Não saber o que querer é uma abstenção perigosa. Na vida e no jogo. Com Jesualdo, o Boavista terá percebido o caminho a seguir, mas é raro alguém ganhar jogos só com meia-hora de grande qualidade. O Boavista cresce, sim, embora atormentado por hesitações compreensíveis em quem mudou de líder e quer voltar a ser grande. O empate premeia a maturidade do Santa Clara, amparado no agitador Carlos Júnior.

A escolha que se colocava ao Boavista, de pés na terra após os sonhos que os nomes fortes e o dinheiro fresco trouxeram, prendia-se com o regime em que pretende ser feliz. Mais do que táticas e posicionamentos, importava perceber as opções de Jesualdo Ferreira na estratégia. E aí já não residem dúvidas: o Bessa quer voltar a ser um forte inexpugnável.

FICHA DE JOGO E VÍDEOS DO JOGO

Escrevemo-lo convictamente porque vimos a melhor meia-hora do Boavista nesta época. E não nos estamos a esquecer do baile perfeito dado ao Benfica ainda no tempo de Vasco Seabra. Durante 30 minutos, o Boavista de Jesualdo foi o Boavista dos boavisteiros que viram o clube a crescer nos anos 70 e 80, que viram o emblema a afrontar os maiores na década de 90, que foi campeão e andou pela Liga dos Campeões no início do século.

Segurança na posse de bola, movimentações imprevisíveis na frente, a doçura de Angel Gomes e a selvajaria de Elis a entenderem-se às mil maravilhas. O problema é que o Boavista chegou aos 30 minutos só com um golo marcado – passe perfeito de Show e receção/finalização exemplares de Nuno Santos – e o Santa Clara perfeitamente vivo, apesar de atordoado.

9-0 em remates e 64-36 em posse de bola ajudavam a perceber a superioridade das ideias de Jesualdo e a audácia de um futebol que, houvesse gente no estádio, levantaria as bancadas. Não chegou. E não chegou porque guiado por um desinquietador chamado Carlos, o Santa Clara fez quatro remates – os primeiros no jogo – entre os 32 e os 38 minutos. À quarta ameaça, um belo golo de cabeça e o empate feito.

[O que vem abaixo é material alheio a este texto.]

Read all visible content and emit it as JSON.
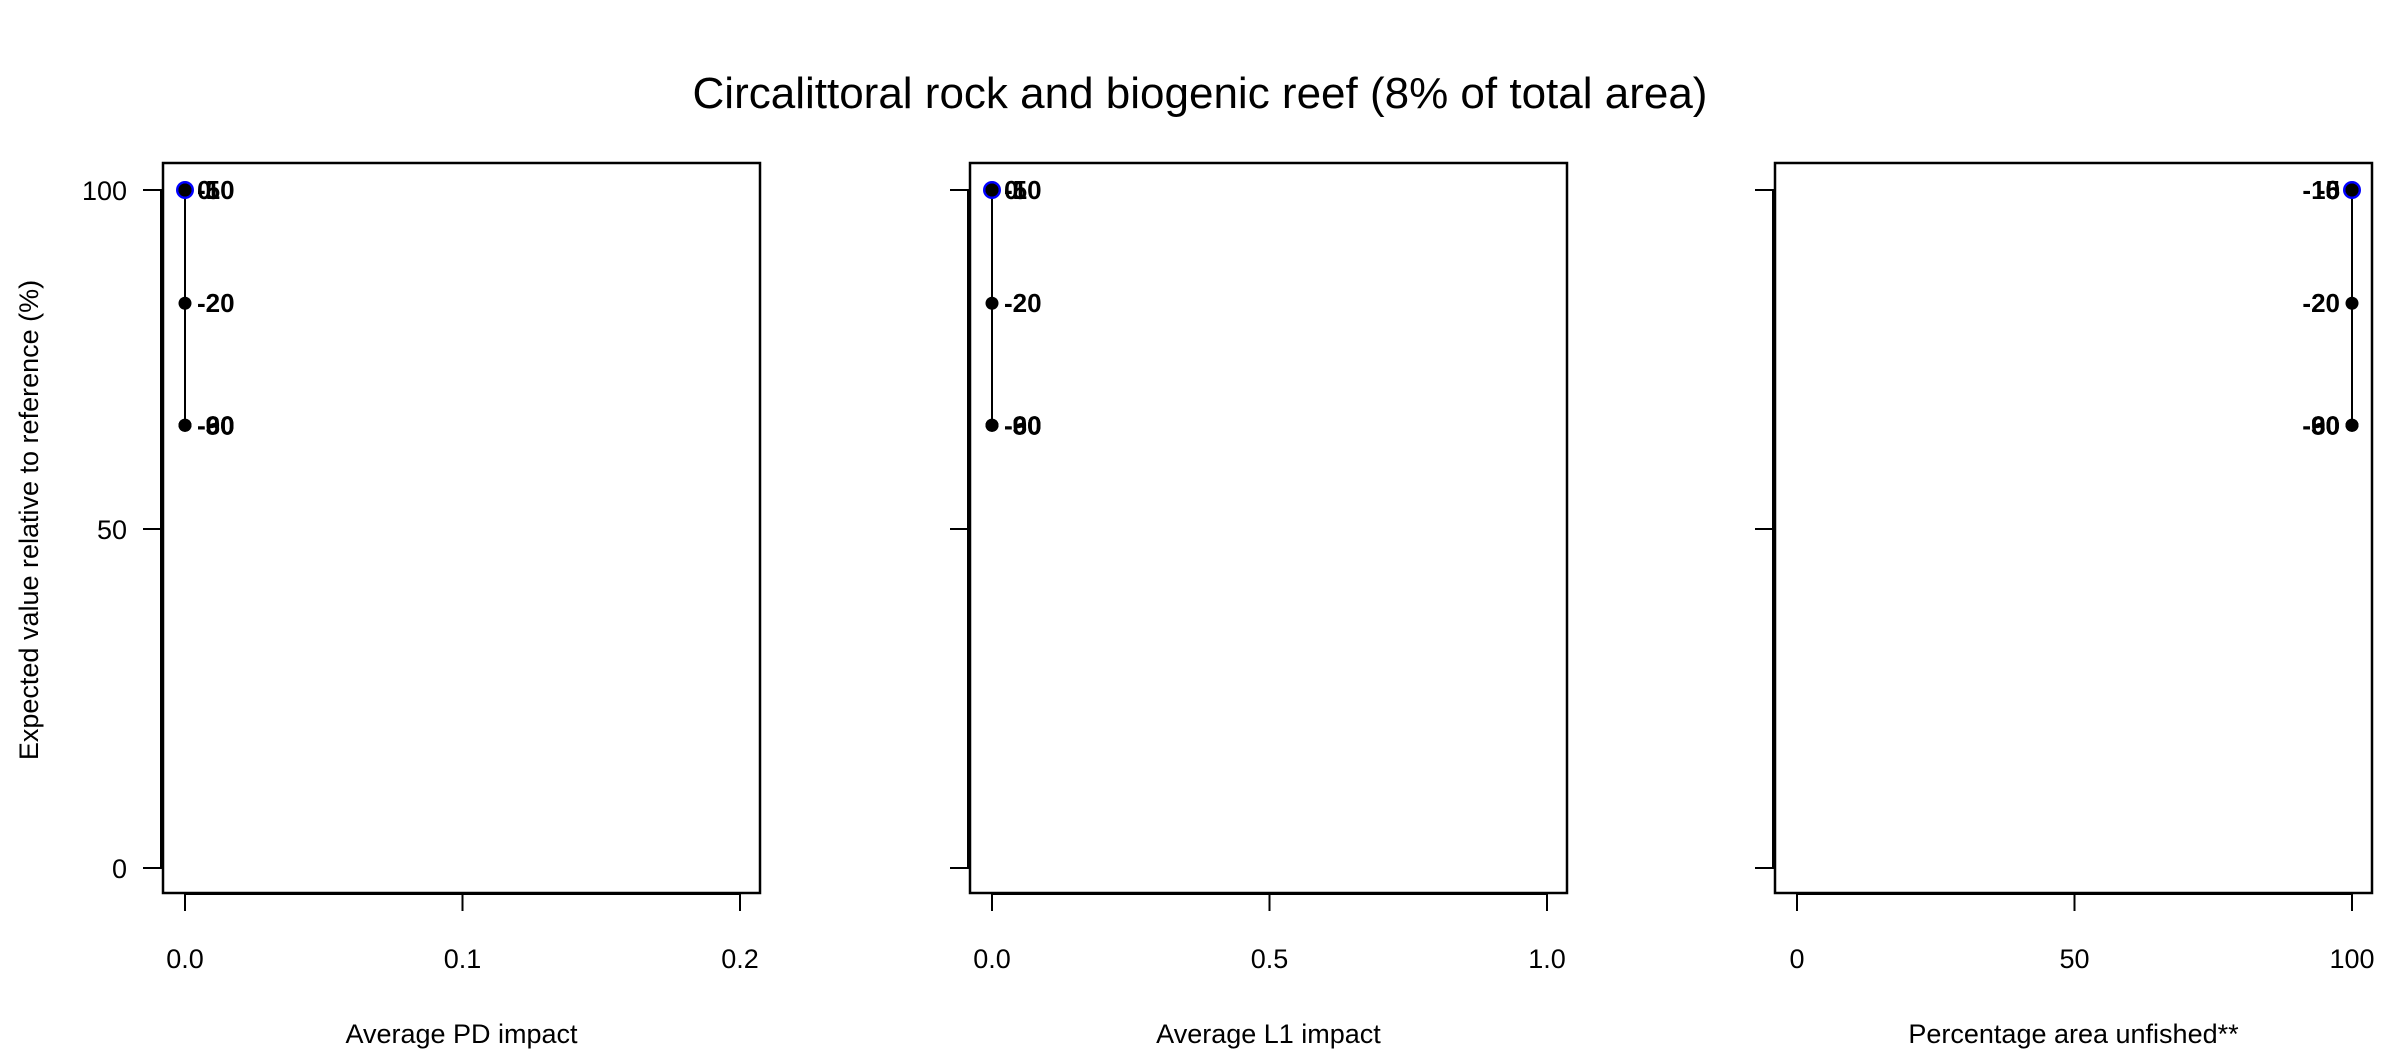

30 minutos para o Boavista, oito minutos para o Santa Clara, 1-1 no marcador. É assim o futebol.

Claro que o empate e o despertar do Santa Clara, equipa num plano evolutivo superior, levantou dúvidas e reavivou velhos fantasmas no Boavista. A equipa teve alguns minutos de tremedeira, encolheu-se até, mas o intervalo deu-lhe o chá quente e a conversa paternal que precisava.

No segundo tempo, objetivamente, a palavra-chave foi equilíbrio. Houve menos oportunidades de golo, menos futebol de qualidade, e mais agressividade, intensidade e maus fígados. O jogo podia ter caído para qualquer lado, embora seja importante lembrar que a melhor oportunidade voltou a ser do Boavista.

Alberth Elis fez um «chapéu» de abas perfeitas a Marco, a bola jurava entrar na baliza açoriana e Mikel Villanueva, em esforço, tirou-a em cima da linha. Teria sido, quiçá, um prémio justo para a certeza ideológica ensinada pelo professor Jesualdo. A aula foi boa, mas a nota ainda só é razoável.